Still, he said nothing and seemed to be guarding his thoughts.
"I want you to know I understand how much there is at stake here for you. It's bad enough what's happening to Alexa, without also losing your respect for me." Again, he said nothing, so I went on. "These last two days, I've been thinking about Sandy. You lost one mom, and now you're having to go through it a second time. We never talk much about Sandy, but it's there, and I know it haunts you."

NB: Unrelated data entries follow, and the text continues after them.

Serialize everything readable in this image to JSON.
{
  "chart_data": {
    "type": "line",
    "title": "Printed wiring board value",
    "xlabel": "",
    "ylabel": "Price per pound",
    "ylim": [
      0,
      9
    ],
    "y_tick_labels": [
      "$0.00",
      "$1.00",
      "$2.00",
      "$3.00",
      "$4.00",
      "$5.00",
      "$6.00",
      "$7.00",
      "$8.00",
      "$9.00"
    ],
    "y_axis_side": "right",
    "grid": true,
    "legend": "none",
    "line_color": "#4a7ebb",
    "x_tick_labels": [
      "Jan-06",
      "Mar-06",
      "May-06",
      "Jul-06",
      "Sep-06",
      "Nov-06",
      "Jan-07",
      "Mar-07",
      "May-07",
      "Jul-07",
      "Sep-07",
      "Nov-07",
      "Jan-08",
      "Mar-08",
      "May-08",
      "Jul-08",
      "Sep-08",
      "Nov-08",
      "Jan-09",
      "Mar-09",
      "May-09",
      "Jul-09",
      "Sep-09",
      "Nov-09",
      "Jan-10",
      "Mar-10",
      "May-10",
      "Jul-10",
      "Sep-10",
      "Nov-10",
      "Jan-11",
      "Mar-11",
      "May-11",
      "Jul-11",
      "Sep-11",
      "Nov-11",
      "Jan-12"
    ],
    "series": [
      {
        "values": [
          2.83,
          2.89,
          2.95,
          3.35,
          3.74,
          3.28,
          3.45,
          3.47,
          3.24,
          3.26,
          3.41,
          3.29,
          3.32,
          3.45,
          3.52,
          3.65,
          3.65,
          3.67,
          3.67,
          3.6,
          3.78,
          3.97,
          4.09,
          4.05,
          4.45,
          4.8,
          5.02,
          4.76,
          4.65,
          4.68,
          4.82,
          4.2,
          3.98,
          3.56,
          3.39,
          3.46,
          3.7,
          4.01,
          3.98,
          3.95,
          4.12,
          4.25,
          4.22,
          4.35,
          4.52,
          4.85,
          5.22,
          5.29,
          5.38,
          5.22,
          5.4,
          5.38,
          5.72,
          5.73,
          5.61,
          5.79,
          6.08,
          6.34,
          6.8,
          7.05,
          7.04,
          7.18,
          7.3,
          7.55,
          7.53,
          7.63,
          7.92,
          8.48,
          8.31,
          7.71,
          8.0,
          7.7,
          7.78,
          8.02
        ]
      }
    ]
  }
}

Then Chooch finally turned to face me. "We didn't talk about her because I never really knew her
two weeks here, a month there. She was so worried I'd find out who she was and what she did for a living, that she never let me see inside her. We never communicated. The best thing she ever did was getting you to take me for those two weeks, five years ago. She knew that I needed your strength and values. I love her for that and I certainly owe her. But I don't really have any fond memories. She was never there." He paused, then said, "Dad, nothing can ever diminish what I feel for you and Alexa. You gave me a real family. You guys are everything to me, and as far as cutting corners? Nobody gets it right all the time. I know that. But even when you're wrong, you know what makes it alright?"

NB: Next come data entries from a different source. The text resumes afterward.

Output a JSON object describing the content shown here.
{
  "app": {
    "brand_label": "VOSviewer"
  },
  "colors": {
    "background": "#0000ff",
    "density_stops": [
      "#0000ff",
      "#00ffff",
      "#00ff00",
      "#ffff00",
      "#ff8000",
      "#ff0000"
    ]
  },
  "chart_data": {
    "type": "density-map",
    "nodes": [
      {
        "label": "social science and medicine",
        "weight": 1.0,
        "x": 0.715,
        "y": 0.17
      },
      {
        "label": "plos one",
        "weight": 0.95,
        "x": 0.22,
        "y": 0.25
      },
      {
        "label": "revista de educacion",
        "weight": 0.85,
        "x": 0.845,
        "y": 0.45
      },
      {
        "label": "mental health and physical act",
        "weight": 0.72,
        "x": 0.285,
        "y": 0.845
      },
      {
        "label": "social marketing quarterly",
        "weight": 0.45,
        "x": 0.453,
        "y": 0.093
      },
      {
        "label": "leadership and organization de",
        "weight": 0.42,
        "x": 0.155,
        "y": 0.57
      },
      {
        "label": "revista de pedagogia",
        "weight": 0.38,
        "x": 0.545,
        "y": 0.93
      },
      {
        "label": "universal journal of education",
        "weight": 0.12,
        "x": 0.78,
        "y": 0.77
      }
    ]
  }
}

I shook my head, not trusting my voice.
"You never stop worrying about it. You never stop questioning yourself. You taught me how to be a man by being someone I can believe in. So now that I am a man, it's only right for you to lean on me a little."
After a moment, I looked over at him. "We'll get through this together," I whispered.
"I know," he said softly.
We arrived at UCLA Medical Center and I parked in the lot and shut off the engine. We sat in silence for a minute before I finally spoke again.

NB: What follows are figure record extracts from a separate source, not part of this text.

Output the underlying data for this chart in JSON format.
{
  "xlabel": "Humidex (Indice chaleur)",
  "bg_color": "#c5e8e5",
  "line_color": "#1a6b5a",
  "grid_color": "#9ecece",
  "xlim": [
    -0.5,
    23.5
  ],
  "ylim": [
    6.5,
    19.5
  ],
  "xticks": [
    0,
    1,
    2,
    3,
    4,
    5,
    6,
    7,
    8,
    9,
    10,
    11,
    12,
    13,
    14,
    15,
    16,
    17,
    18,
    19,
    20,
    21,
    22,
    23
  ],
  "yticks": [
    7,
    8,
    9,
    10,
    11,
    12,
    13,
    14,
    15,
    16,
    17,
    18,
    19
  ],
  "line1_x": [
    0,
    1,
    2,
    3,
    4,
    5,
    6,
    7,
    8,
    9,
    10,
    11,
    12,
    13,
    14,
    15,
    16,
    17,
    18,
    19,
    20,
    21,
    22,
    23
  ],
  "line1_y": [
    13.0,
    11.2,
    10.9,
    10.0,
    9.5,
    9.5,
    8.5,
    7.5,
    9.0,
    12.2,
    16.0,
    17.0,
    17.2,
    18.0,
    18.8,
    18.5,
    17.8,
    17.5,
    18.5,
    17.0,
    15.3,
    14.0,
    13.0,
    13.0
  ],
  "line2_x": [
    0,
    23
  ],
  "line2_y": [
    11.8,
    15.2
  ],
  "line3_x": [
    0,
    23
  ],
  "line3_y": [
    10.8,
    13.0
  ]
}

"Listen, Chooch. I've got to keep on this. Could you help me with something?"
"Sure, Dad. Anything."
"You're always reading Street Beat and those other music magazines, so you know the rap scene pretty well, right?"
"Yeah."
"You ever hear of a record company called Chronic Inc.?"
"It's not a record company. It's a management company like Rush Management, or one of those."
"They have any hot acts? Somebody named Curtis?"
"Curtis Clark. He's big. Does mostly West Coast rap, but years ago he started out doing some very badass street underground. He records for Lethal Force."
"Maluga's company."
"Yeah, but according to the music mags, they're having a feud. Nobody knows what it's about. They got in a screaming match at the Source Awards in Miami when Floor Score won Best New Artist."
I turned to face him. "Floor Score is a band?"
This hit me out of nowhere. I must have looked stunned or my mouth had fallen open, because Chooch said:
"You okay?"
"Yeah. . . . Tell me about Floor Score. I thought it was'a sex act."
"Technically, it's street slang for drugs you find on the ground," he said. "Curtis Clark is the lead guy
the front man."
"What's WYD?"
"WYD stands for Who's Your Daddy. They're a huge label. Lionel Wright owns it. He's also their biggest star. Lionel records under the name Bust A Cap."
My excitement was growing. This was a whole new direction.
"Lionel Wright is the brains behind WYD and he's a marketing genius," Chooch continued. "Besides his rap songs, he's got a Bust A Cap clothing line and Bust A Cap hair products. He's kinda like Sean 'Puffy' Combs. Used to be that Lionel was only in magazines like Rap World and Street Beat. Now he's in every other issue of People. He and WYD have been pirating acts away from Lethal Force."